Public vs Private: Shelley’s Poems of Love and Redress – an essay by Anthony Costello
- 3 mai
- 12 min de lecture

‘Poetry turns all things to loveliness; it exalts the beauty of that which is most beautiful.’
Percy Bysshe Shelley (‘A Defence of Poetry’)
After the publication of ‘The Necessity of Atheism’ while an undergraduate at Oxford, Percy Bysshe Shelley is identified as a political radical, anti-establishment, a republican, and an advocate of ‘free love’ and liberty. These beliefs, or ideologies, elicit abuse and ridicule. Shelley gains notoriety, which angers his family, especially his father, Timothy Shelley, a member of Parliament. Over the next few years his fame, or infamy, grows. His personal life, estrangement from his family, and his first wife Harriet Westbrook, financial problems, scandalous elopements, and spied upon and shot at for anti-authoritarian views, means his life is unorthodox and unstable, often one of intense suffering and tragedy. And yet, Shelley’s poems, pamphlets and letters address the political events of his day if he perceives signs of social injustice. Hence, he earns a reputation as a public poet with a passionate and enlightened interest in politics, past and present.

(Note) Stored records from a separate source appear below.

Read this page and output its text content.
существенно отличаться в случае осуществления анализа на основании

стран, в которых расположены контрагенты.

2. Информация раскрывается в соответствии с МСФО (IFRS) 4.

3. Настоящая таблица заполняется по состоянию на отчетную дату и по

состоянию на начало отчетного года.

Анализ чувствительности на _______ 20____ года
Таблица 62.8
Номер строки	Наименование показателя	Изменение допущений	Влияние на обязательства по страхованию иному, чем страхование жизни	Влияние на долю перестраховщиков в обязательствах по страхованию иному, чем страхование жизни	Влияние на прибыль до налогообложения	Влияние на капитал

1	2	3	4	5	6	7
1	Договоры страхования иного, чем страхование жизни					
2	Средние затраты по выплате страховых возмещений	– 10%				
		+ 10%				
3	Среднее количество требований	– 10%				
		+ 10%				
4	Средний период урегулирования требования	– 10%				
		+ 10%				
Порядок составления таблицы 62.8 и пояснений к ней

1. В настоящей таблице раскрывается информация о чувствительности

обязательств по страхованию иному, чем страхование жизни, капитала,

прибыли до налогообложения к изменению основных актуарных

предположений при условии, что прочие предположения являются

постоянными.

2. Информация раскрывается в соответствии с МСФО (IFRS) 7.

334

On learning of the massacre of peaceful demonstrators in Manchester, who are calling for reform of Parliament laws in 1819, Shelley’s immediate response is his poem ‘The Mask of Anarchy’:
I met murder on the way—
He had a mask like Castlereagh,
Very smooth he looked, yet grim;
Seven bloodhounds followed him:
All were fat; and well they might
Be in admiral plight,
For one by one, and two by two,
He tossed them human hearts to chew,
Which from his wide cloak he drew.[1]
Although not published during his lifetime (Leigh Hunt thinks it too incendiary to publish it in The Examiner in 1818), this poem attacks the leading establishment figures of his day, like Castlereagh (foreign secretary in Lord Liverpool’s Tory Government) and King George III and the Prince Regent. People or institutions — Church, Monarchy, Parliament — are taken to task overtly, or with poetic subtlety, if people are denied freedom. Shelley argues for the rights of the individual, fights against injustice, and attempts to change the established order of things. From his time in Ireland as a 19-year-old fledgling poet writing, printing and hand-delivering doctrines supporting Catholic emancipation, to his last [unfinished] poem ‘The Triumph of Life’:
Is not so much more glorious than it was
That I desire to worship those who drew
New figures on its false and fragile glass’[2]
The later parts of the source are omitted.